Player X’s second shot on the hole, played from Point A was out of bounds, requiring replay of the stroke from Point A under penalty of stroke and distance.
The stroke played from Point B was from a wrong place and a serious breach of Rule 27-1 for playing from a wrong place. A correction of the error is required to avoid DQ.
Player X lay 5 after the drop at Point A and completed the hole in 3 additional strokes.
It is always a “best practice” to create a diagram of complex incidents and tally the strokes and penalty strokes as shown above.
A Key Concept
During a stroke-play tournament, Player A comes to an official with an incident that occurred several holes before.
Player A describes the incident to the official – “My tee shot went into the desert on the right side of the fairway. I found a ball that I believed was my ball near a burrowing animal hole. I lifted and dropped the ball to take relief and played the ball onto the green.
As I walked toward the putting green I saw my ball that I played from the tee and realized that I had just played a wrong ball. My ball played from the tee was in another burrowing animal hole so I lifted and dropped the ball and completed the hole with the ball I played from the tee.” Now what?

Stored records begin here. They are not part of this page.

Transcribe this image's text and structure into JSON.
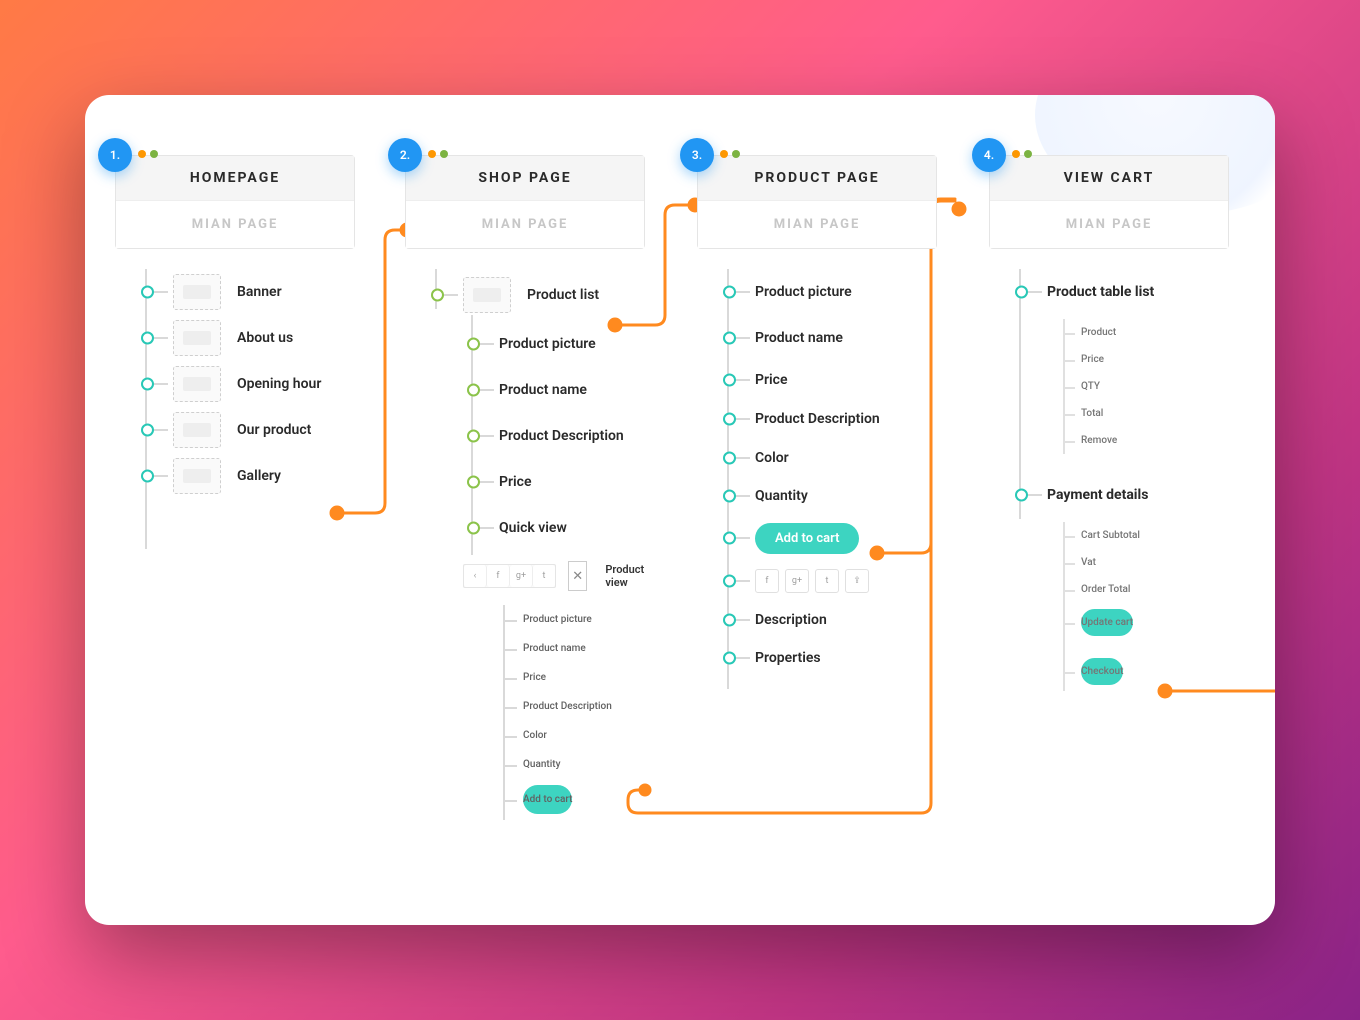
{
  "colors": {
    "accent_blue": "#2196f3",
    "accent_teal": "#3dd4c1",
    "connector": "#ff8a1f"
  },
  "cards": [
    {
      "num": "1.",
      "title": "HOMEPAGE",
      "subtitle": "MIAN PAGE"
    },
    {
      "num": "2.",
      "title": "SHOP PAGE",
      "subtitle": "MIAN PAGE"
    },
    {
      "num": "3.",
      "title": "PRODUCT PAGE",
      "subtitle": "MIAN PAGE"
    },
    {
      "num": "4.",
      "title": "VIEW CART",
      "subtitle": "MIAN PAGE"
    }
  ],
  "homepage": {
    "items": [
      "Banner",
      "About us",
      "Opening hour",
      "Our product",
      "Gallery"
    ]
  },
  "shop": {
    "top": "Product list",
    "items": [
      "Product picture",
      "Product name",
      "Product Description",
      "Price",
      "Quick view"
    ],
    "quickview": {
      "title": "Product view",
      "sub": [
        "Product picture",
        "Product name",
        "Price",
        "Product Description",
        "Color",
        "Quantity"
      ],
      "btn": "Add to cart"
    }
  },
  "product": {
    "items": [
      "Product picture",
      "Product name",
      "Price",
      "Product Description",
      "Color",
      "Quantity"
    ],
    "btn": "Add to cart",
    "tail": [
      "Description",
      "Properties"
    ]
  },
  "cart": {
    "section1": {
      "title": "Product table list",
      "items": [
        "Product",
        "Price",
        "QTY",
        "Total",
        "Remove"
      ]
    },
    "section2": {
      "title": "Payment details",
      "items": [
        "Cart Subtotal",
        "Vat",
        "Order Total"
      ],
      "btn1": "Update cart",
      "btn2": "Checkout"
    }
  },
  "social_icons": [
    "facebook",
    "google-plus",
    "twitter",
    "share"
  ]
}
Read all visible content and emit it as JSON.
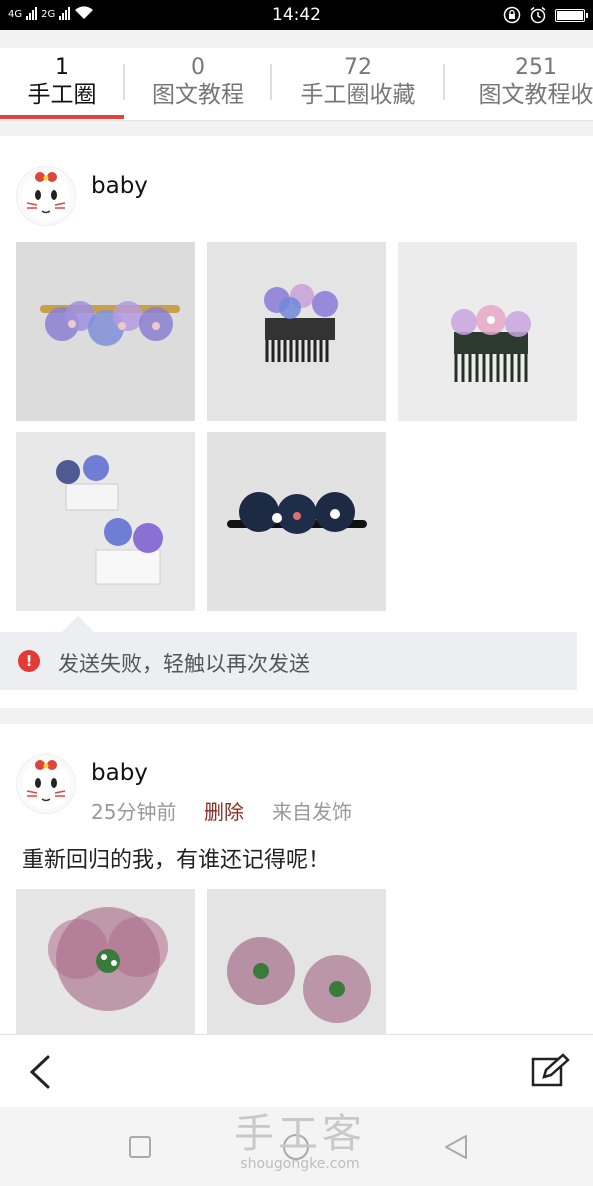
{
  "status_bar": {
    "time": "14:42",
    "network_left": "4G",
    "network_right": "2G"
  },
  "tabs": [
    {
      "count": "1",
      "label": "手工圈",
      "active": true
    },
    {
      "count": "0",
      "label": "图文教程",
      "active": false
    },
    {
      "count": "72",
      "label": "手工圈收藏",
      "active": false
    },
    {
      "count": "251",
      "label": "图文教程收",
      "active": false
    }
  ],
  "post1": {
    "username": "baby",
    "images": [
      "hair clip with purple organza flowers",
      "comb with purple ribbon flowers",
      "comb with pink-purple flowers",
      "two clear combs with blue flowers",
      "navy ribbon flower barrette with pearls"
    ],
    "error_message": "发送失败，轻触以再次发送"
  },
  "post2": {
    "username": "baby",
    "time": "25分钟前",
    "delete_label": "删除",
    "source": "来自发饰",
    "text": "重新回归的我，有谁还记得呢！",
    "images": [
      "mauve organza ribbon flower",
      "two mauve organza ribbon flowers"
    ]
  },
  "toolbar": {
    "back_icon": "chevron-left-icon",
    "compose_icon": "edit-icon"
  },
  "watermark": {
    "title": "手工客",
    "url": "shougongke.com"
  },
  "colors": {
    "accent": "#e0443b",
    "error": "#e53935",
    "delete": "#8b2b22"
  }
}
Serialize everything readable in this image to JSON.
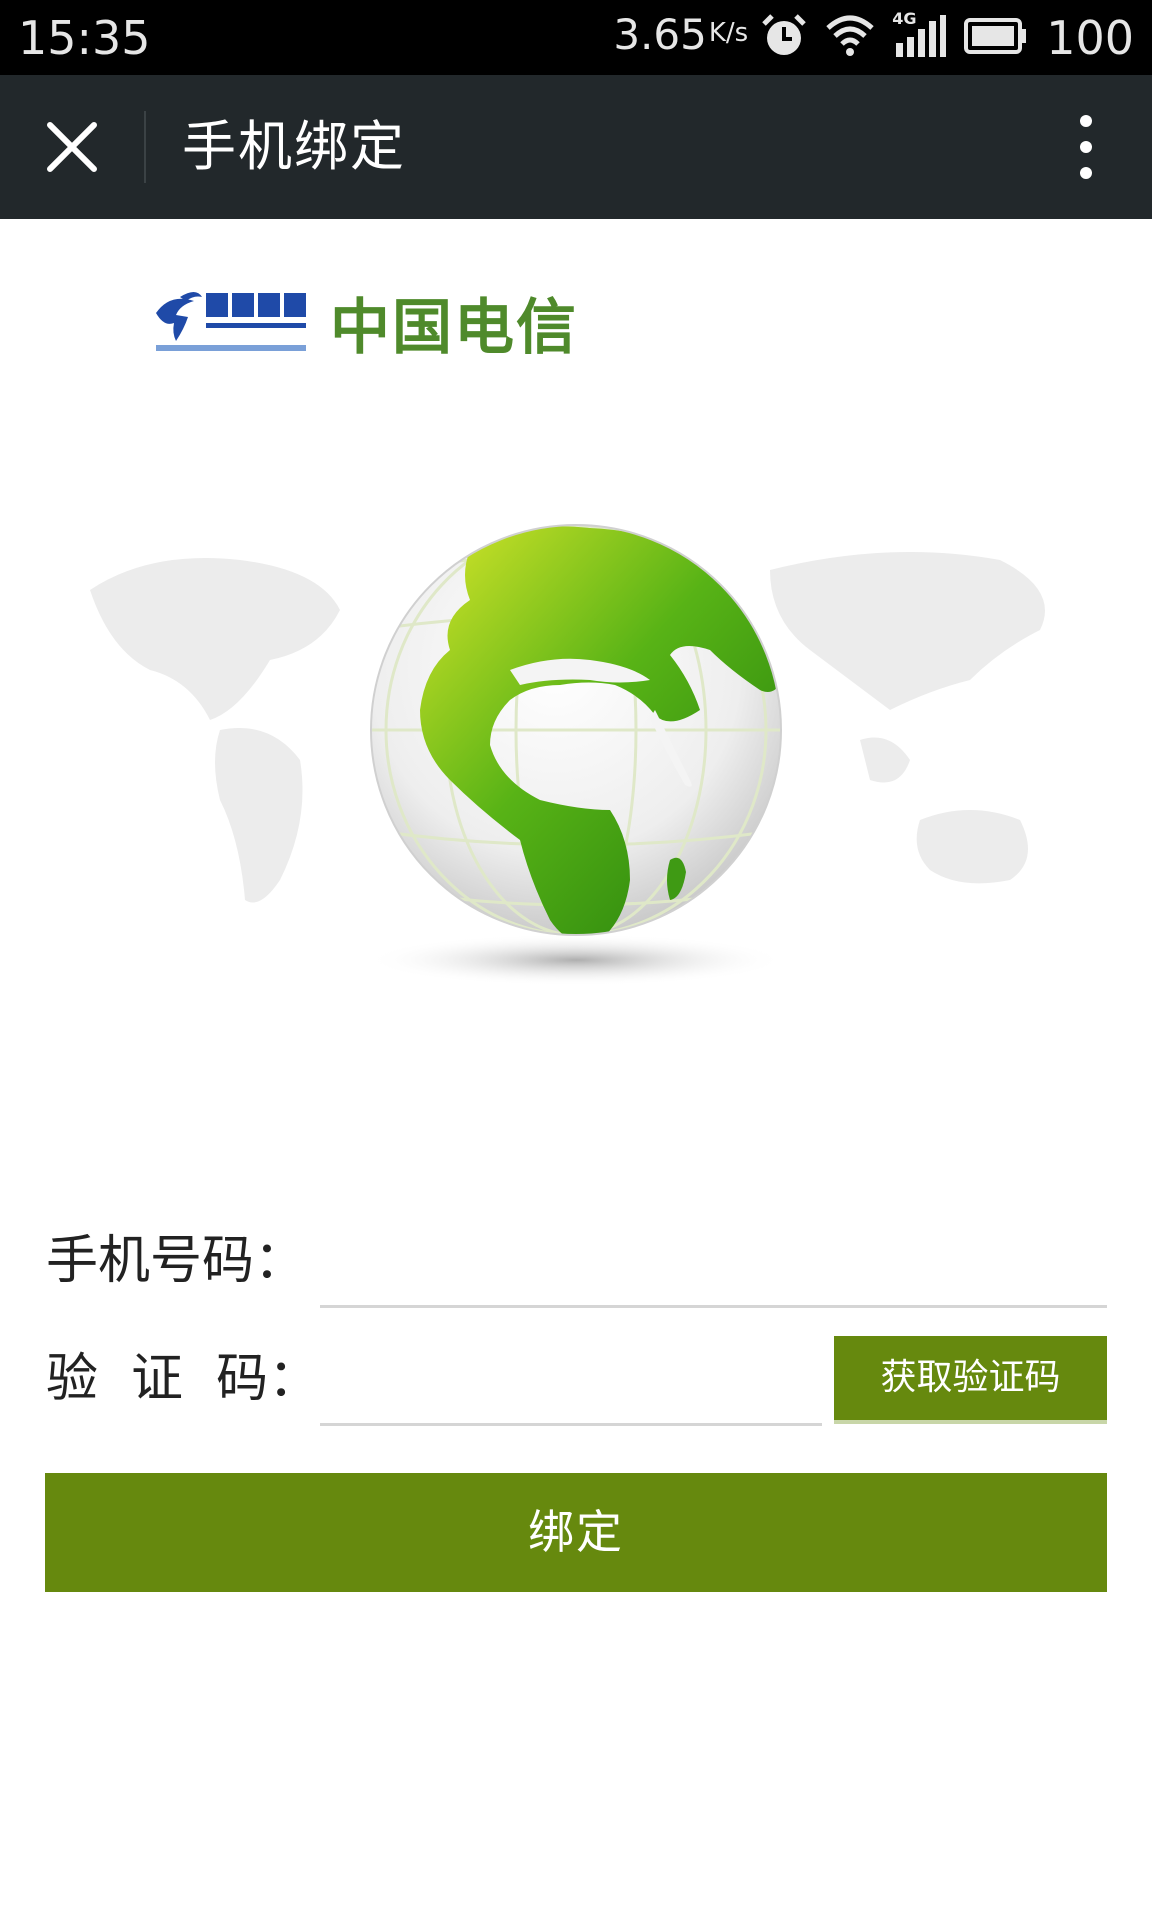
{
  "status_bar": {
    "time": "15:35",
    "speed": "3.65",
    "speed_unit": "K/s",
    "network_label": "4G",
    "battery": "100",
    "icons": [
      "alarm-icon",
      "wifi-icon",
      "signal-icon",
      "battery-icon"
    ]
  },
  "title_bar": {
    "title": "手机绑定",
    "close_icon": "close-icon",
    "more_icon": "more-vertical-icon"
  },
  "logo": {
    "brand_text": "中国电信",
    "brand_color": "#4f8a2b",
    "icon": "china-telecom-logo-icon"
  },
  "hero": {
    "image": "green-globe-world-map"
  },
  "form": {
    "phone_label": "手机号码：",
    "phone_value": "",
    "code_label": "验  证  码：",
    "code_value": "",
    "get_code_button": "获取验证码",
    "submit_button": "绑定",
    "accent_color": "#66890e"
  }
}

**Player A is disqualified. When Player A dropped and played a substituted ball near where Player A expected the original ball to be, the substituted ball became the ball in play and, since the location of the original ball was not known, the applicable Rule was Rule 27-1.
The dropped ball was played a significant distance closer to the hole than the teeing ground and therefore Player A had committed a serious breach of Rule 27-1 and was required to correct the error. Since Player A did not correct the serious breach of Rule 27-1, the penalty is disqualification. When the stroke was made with the substituted ball, the original ball became a “Lost Ball” – see item “e” in the Definition of “Lost Ball”. Also, see Decision 15/14 for additional relevant information.